Plateau in the country of Russia

The Alazeya Plateau (Алазейское плоскогорье) is a mountain plateau in the Sakha Republic, Far Eastern Federal District, Russia. The area is named after river Alazeya, which has its source in the plateau.

There are kigilyakhs in the Alazeya Plateau. The particularity of the kigilyakhs found in this location is that their lower part (corresponding to the legs) is thinner than the upper part.

==Geography==
The Alazeya Plateau is located in eastern Sakha Republic, between the Indigirka, Kolyma, Alazeya and Ozhogina rivers. The average height of the plateau surface is around 350 m. There are slightly higher tableland type elevations cutting across the plateau area; the highest point is a 954 m high unnamed summit.
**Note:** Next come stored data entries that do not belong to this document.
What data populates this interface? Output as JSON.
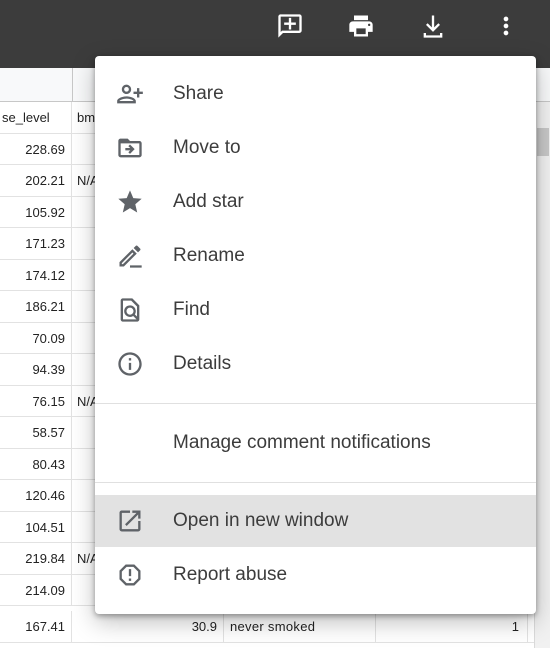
{
  "sheet": {
    "header": {
      "col1": "se_level",
      "col2": "bmi"
    },
    "rows": [
      {
        "glucose": "228.69",
        "bmi": "",
        "smoking": "",
        "stroke": ""
      },
      {
        "glucose": "202.21",
        "bmi": "N/A",
        "smoking": "",
        "stroke": ""
      },
      {
        "glucose": "105.92",
        "bmi": "",
        "smoking": "",
        "stroke": ""
      },
      {
        "glucose": "171.23",
        "bmi": "",
        "smoking": "",
        "stroke": ""
      },
      {
        "glucose": "174.12",
        "bmi": "",
        "smoking": "",
        "stroke": ""
      },
      {
        "glucose": "186.21",
        "bmi": "",
        "smoking": "",
        "stroke": ""
      },
      {
        "glucose": "70.09",
        "bmi": "",
        "smoking": "",
        "stroke": ""
      },
      {
        "glucose": "94.39",
        "bmi": "",
        "smoking": "",
        "stroke": ""
      },
      {
        "glucose": "76.15",
        "bmi": "N/A",
        "smoking": "",
        "stroke": ""
      },
      {
        "glucose": "58.57",
        "bmi": "",
        "smoking": "",
        "stroke": ""
      },
      {
        "glucose": "80.43",
        "bmi": "",
        "smoking": "",
        "stroke": ""
      },
      {
        "glucose": "120.46",
        "bmi": "",
        "smoking": "",
        "stroke": ""
      },
      {
        "glucose": "104.51",
        "bmi": "",
        "smoking": "",
        "stroke": ""
      },
      {
        "glucose": "219.84",
        "bmi": "N/A",
        "smoking": "",
        "stroke": ""
      },
      {
        "glucose": "214.09",
        "bmi": "",
        "smoking": "",
        "stroke": ""
      },
      {
        "glucose": "167.41",
        "bmi": "30.9",
        "smoking": "never smoked",
        "stroke": "1"
      }
    ]
  },
  "toolbar": {
    "icons": [
      "add-comment-icon",
      "print-icon",
      "download-icon",
      "more-vert-icon"
    ]
  },
  "menu": {
    "items": [
      {
        "label": "Share",
        "icon": "person-add-icon"
      },
      {
        "label": "Move to",
        "icon": "move-to-folder-icon"
      },
      {
        "label": "Add star",
        "icon": "star-icon"
      },
      {
        "label": "Rename",
        "icon": "rename-pencil-icon"
      },
      {
        "label": "Find",
        "icon": "find-in-page-icon"
      },
      {
        "label": "Details",
        "icon": "info-icon"
      },
      {
        "label": "Manage comment notifications",
        "icon": ""
      },
      {
        "label": "Open in new window",
        "icon": "open-in-new-icon"
      },
      {
        "label": "Report abuse",
        "icon": "report-icon"
      }
    ],
    "highlighted_item": "Open in new window"
  },
  "colors": {
    "toolbar_bg": "#3c3c3c",
    "menu_bg": "#ffffff",
    "highlight_bg": "#e2e2e2",
    "icon": "#5f6368"
  }
}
The plateau is limited by the Yana-Indigirka Lowland, including the Aby Lowland, to the west, with Yana and Indigirka rivers located there; the Ozhogina to the south; and the Kolyma Lowland, where the Kolyma flows, to the east and northeast. Besides the Alazeya, the Sededema and the Shangina also have their sources in the plateau.

There are forests of larch in the lower areas and mountain tundra in the higher altitudes.